Romano Voltolina

Personal information
- Date of birth: 4 November 1937
- Place of birth: Chioggia, Italy
- Date of death: 5 October 2023 (aged 85)
- Place of death: Parma, Italy
- Position(s): Forward

Youth career
- Juventus

Senior career*
- Years: Team / Apps / (Gls)
- 1956–1959: Juventus / 5 / (1)
- 1957–1958: → Parma / 15 / (5)
- 1958–1959: → Siena / 19 / (8)
- 1959–1960: Venezia / 17 / (0)
- 1960–1961: Cesena / 23 / (4)
- 1961–1964: Biellese / 79 / (14)
- 1964–1965: Massese / 21 / (3)
- 1965–1966: Siderno [it] / 27 / (14)
- 1966–1967: Massiminiana [it] / 13 / (1)
- Total:  / 219 / (50)

= Romano Voltolina =

Italian footballer (1937–2023)

Romano Voltolina (4 November 1937 – 5 October 2023) was an Italian footballer who played as a forward.

==Biography==
Born in Chioggia on 4 November 1937, Voltolina played youth football for Juventus, making his professional debut during the 1956–57 Serie A season in a match against Triestina.
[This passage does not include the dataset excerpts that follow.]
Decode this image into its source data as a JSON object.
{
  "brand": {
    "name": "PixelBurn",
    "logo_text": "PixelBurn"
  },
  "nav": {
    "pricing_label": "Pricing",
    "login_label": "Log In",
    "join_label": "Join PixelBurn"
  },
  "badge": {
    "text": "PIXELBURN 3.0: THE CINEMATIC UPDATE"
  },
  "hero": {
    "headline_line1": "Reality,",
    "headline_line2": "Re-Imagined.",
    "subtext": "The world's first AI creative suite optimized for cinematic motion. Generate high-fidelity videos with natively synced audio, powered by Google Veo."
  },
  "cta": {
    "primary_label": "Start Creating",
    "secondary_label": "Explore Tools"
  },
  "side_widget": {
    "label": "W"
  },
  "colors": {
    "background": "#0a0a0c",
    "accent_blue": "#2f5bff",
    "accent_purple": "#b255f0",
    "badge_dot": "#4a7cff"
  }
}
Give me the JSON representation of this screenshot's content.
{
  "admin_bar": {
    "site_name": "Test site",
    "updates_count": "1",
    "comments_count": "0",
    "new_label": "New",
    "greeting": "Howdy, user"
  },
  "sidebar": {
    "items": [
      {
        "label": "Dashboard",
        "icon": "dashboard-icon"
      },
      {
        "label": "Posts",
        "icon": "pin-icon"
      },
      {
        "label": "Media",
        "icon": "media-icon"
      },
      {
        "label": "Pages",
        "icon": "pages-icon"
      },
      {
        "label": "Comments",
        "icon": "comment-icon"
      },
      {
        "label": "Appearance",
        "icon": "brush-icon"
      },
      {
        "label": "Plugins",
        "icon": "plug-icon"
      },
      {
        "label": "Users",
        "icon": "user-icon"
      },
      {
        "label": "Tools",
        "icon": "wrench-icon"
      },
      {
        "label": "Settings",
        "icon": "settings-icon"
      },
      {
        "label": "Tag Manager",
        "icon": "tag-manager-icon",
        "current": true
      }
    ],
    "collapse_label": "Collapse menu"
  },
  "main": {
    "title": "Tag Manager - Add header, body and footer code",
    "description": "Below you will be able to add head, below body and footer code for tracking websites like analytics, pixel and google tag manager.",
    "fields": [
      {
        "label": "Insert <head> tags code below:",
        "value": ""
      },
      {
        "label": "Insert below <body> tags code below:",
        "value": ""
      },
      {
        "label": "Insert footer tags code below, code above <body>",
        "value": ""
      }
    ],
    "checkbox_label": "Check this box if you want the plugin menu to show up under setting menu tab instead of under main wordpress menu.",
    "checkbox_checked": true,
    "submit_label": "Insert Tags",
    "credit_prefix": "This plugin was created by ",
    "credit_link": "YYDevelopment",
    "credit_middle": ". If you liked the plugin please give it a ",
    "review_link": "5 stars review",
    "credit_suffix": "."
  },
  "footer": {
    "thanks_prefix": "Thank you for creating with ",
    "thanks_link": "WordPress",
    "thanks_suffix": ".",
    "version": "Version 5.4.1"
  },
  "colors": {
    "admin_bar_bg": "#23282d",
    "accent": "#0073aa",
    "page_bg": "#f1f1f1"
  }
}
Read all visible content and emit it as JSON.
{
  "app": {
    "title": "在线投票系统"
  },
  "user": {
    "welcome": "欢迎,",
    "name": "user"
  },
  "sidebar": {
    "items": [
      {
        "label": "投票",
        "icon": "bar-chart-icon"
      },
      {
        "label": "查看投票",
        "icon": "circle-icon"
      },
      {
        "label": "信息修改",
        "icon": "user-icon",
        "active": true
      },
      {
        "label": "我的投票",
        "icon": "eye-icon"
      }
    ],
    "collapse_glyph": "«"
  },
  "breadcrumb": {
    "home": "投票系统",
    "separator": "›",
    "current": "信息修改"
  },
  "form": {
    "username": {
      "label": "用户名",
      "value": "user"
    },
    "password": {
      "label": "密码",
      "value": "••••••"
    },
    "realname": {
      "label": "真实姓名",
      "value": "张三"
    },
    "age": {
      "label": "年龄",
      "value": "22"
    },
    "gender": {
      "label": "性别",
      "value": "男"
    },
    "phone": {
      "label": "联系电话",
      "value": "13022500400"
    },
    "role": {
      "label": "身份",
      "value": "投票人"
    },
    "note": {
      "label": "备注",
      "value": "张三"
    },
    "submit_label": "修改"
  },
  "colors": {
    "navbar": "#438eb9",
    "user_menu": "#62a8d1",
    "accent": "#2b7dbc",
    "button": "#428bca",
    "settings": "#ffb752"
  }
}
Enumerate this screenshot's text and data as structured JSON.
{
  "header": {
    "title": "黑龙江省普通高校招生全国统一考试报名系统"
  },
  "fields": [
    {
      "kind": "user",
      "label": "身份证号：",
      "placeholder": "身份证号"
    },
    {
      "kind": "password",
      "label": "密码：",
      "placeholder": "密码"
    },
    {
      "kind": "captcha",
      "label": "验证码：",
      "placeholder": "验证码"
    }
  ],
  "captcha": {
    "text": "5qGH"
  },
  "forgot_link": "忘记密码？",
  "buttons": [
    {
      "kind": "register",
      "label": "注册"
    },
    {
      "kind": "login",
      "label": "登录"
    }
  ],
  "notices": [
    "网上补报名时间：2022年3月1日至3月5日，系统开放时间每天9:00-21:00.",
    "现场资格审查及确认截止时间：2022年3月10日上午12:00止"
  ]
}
The following season, he was loaned to Parma. After another loan season with Siena, he returned to Juventus one final time. In later seasons, he played for Cesena, Biellese, and Massese. He ended his career with Siderno and Massiminiana.

Voltolina died in Parma on 5 October 2023, at the age of 85.